The International Olympics Committee (IOC) will announce in more than a month which city – Almaty, Kazakhstan or Beijing, China – will win the bidding for the 2022 Winter Olympic Games.

Beijing's final sprint ahead of the IOC announcement was reflected in the increasing popularity of winter sports in the city – even during the summer time. Earlier this month, from June 20-22, Beijing held an inter-school hockey tournament that attracted more than 30 teams.

Hockey is not a sports tradition in the Chinese capital city, but Yao Naifeng, a former Chinese national men's hockey team player and the former head coach of the country's women's hockey team, noted that "hockey is the sport for the best men!" meaning that hockey plays a remarkable role in enhancing a person's comprehensive abilities.

Yao, who has been working in beginners' hockey coaching in Beijing for more than 10 years, said more parents, especially those in first-tier cities in China, have started to acknowledge the team sport. "Positive changes, for example those in physical fitness, willpower and the sense of teamwork, will take place in a child after he or she starts to play hockey. This is the key reason for the parents' support," he said.

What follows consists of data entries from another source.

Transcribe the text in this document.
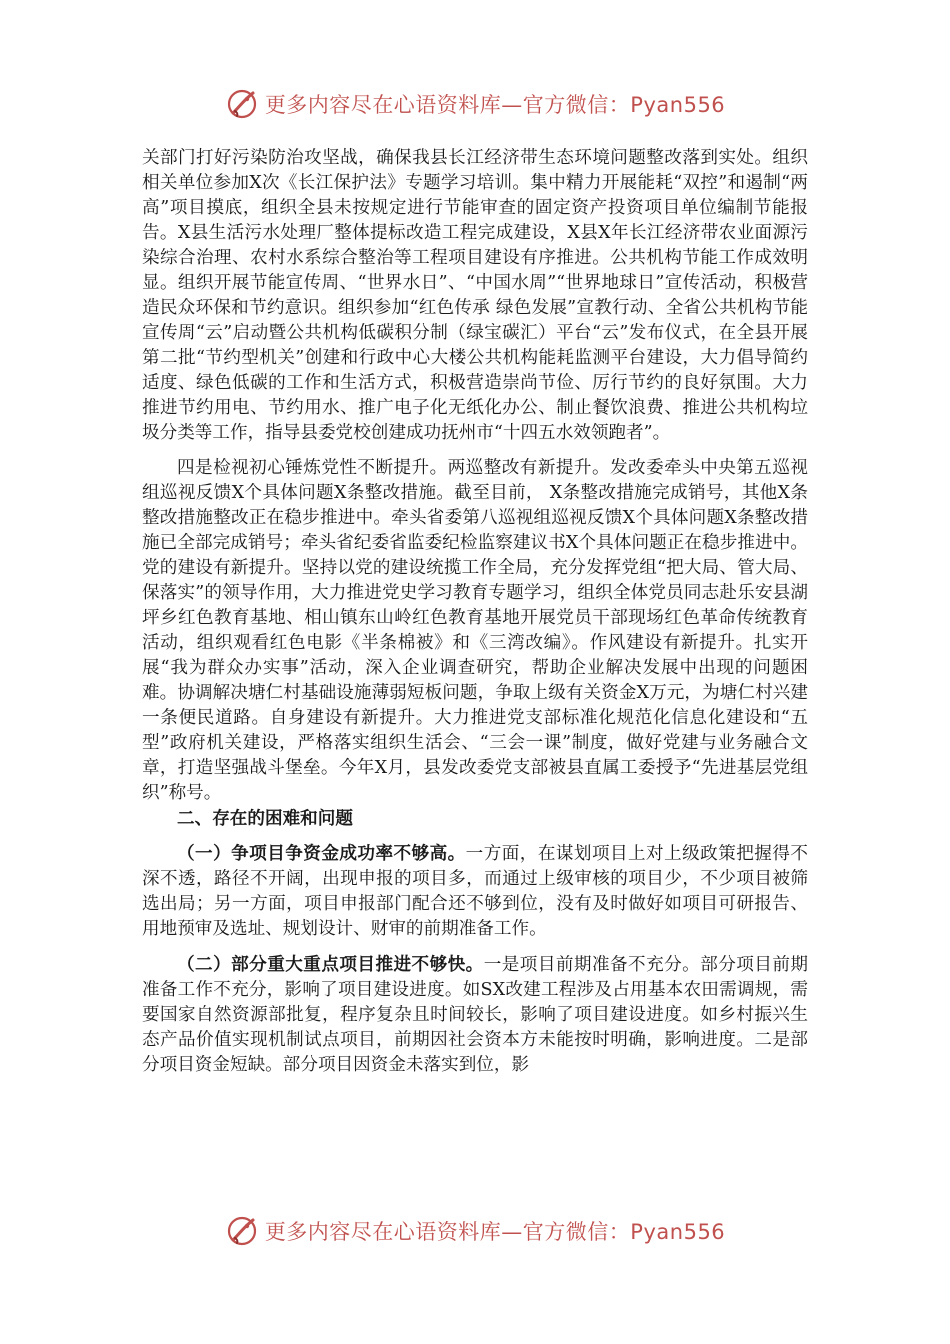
更多内容尽在心语资料库—官方微信：Pyan556

关部门打好污染防治攻坚战，确保我县长江经济带生态环境问题整改落到实处。组织相关单位参加X次《长江保护法》专题学习培训。集中精力开展能耗“双控”和遏制“两高”项目摸底，组织全县未按规定进行节能审查的固定资产投资项目单位编制节能报告。X县生活污水处理厂整体提标改造工程完成建设，X县X年长江经济带农业面源污染综合治理、农村水系综合整治等工程项目建设有序推进。公共机构节能工作成效明显。组织开展节能宣传周、“世界水日”、“中国水周”“世界地球日”宣传活动，积极营造民众环保和节约意识。组织参加“红色传承 绿色发展”宣教行动、全省公共机构节能宣传周“云”启动暨公共机构低碳积分制（绿宝碳汇）平台“云”发布仪式，在全县开展第二批“节约型机关”创建和行政中心大楼公共机构能耗监测平台建设，大力倡导简约适度、绿色低碳的工作和生活方式，积极营造崇尚节俭、厉行节约的良好氛围。大力推进节约用电、节约用水、推广电子化无纸化办公、制止餐饮浪费、推进公共机构垃圾分类等工作，指导县委党校创建成功抚州市“十四五水效领跑者”。

四是检视初心锤炼党性不断提升。两巡整改有新提升。发改委牵头中央第五巡视组巡视反馈X个具体问题X条整改措施。截至目前， X条整改措施完成销号，其他X条整改措施整改正在稳步推进中。牵头省委第八巡视组巡视反馈X个具体问题X条整改措施已全部完成销号；牵头省纪委省监委纪检监察建议书X个具体问题正在稳步推进中。党的建设有新提升。坚持以党的建设统揽工作全局，充分发挥党组“把大局、管大局、保落实”的领导作用，大力推进党史学习教育专题学习，组织全体党员同志赴乐安县湖坪乡红色教育基地、相山镇东山岭红色教育基地开展党员干部现场红色革命传统教育活动，组织观看红色电影《半条棉被》和《三湾改编》。作风建设有新提升。扎实开展“我为群众办实事”活动，深入企业调查研究，帮助企业解决发展中出现的问题困难。协调解决塘仁村基础设施薄弱短板问题，争取上级有关资金X万元，为塘仁村兴建一条便民道路。自身建设有新提升。大力推进党支部标准化规范化信息化建设和“五型”政府机关建设，严格落实组织生活会、“三会一课”制度，做好党建与业务融合文章，打造坚强战斗堡垒。今年X月，县发改委党支部被县直属工委授予“先进基层党组织”称号。

二、存在的困难和问题

（一）争项目争资金成功率不够高。一方面，在谋划项目上对上级政策把握得不深不透，路径不开阔，出现申报的项目多，而通过上级审核的项目少，不少项目被筛选出局；另一方面，项目申报部门配合还不够到位，没有及时做好如项目可研报告、用地预审及选址、规划设计、财审的前期准备工作。

（二）部分重大重点项目推进不够快。一是项目前期准备不充分。部分项目前期准备工作不充分，影响了项目建设进度。如SX改建工程涉及占用基本农田需调规，需要国家自然资源部批复，程序复杂且时间较长，影响了项目建设进度。如乡村振兴生态产品价值实现机制试点项目，前期因社会资本方未能按时明确，影响进度。二是部分项目资金短缺。部分项目因资金未落实到位，影

更多内容尽在心语资料库—官方微信：Pyan556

The inter-school hockey tournament is already in its third season, and the number of teams participating increased to 36 from the initial 12. However, although the tournament was designed to accommodate both middle school teams and primary school teams, no middle schools have actually participated in it yet, mostly because few middle schools in Beijing have a hockey team.

"Primary school students have less study pressure, so their parents can focus more on developing the students' comprehensive qualities," said Yao in his explanation of the phenomenon. "Not a single famous university has preferential policies for students capable of playing hockey, so the sport can hardly become an extra advantage for middle school students," he added.

His words show how support from parents could help young hockey players go further in their pursuit of the sport; in the larger picture, other winter sports are becoming more popular in the city for the same reason.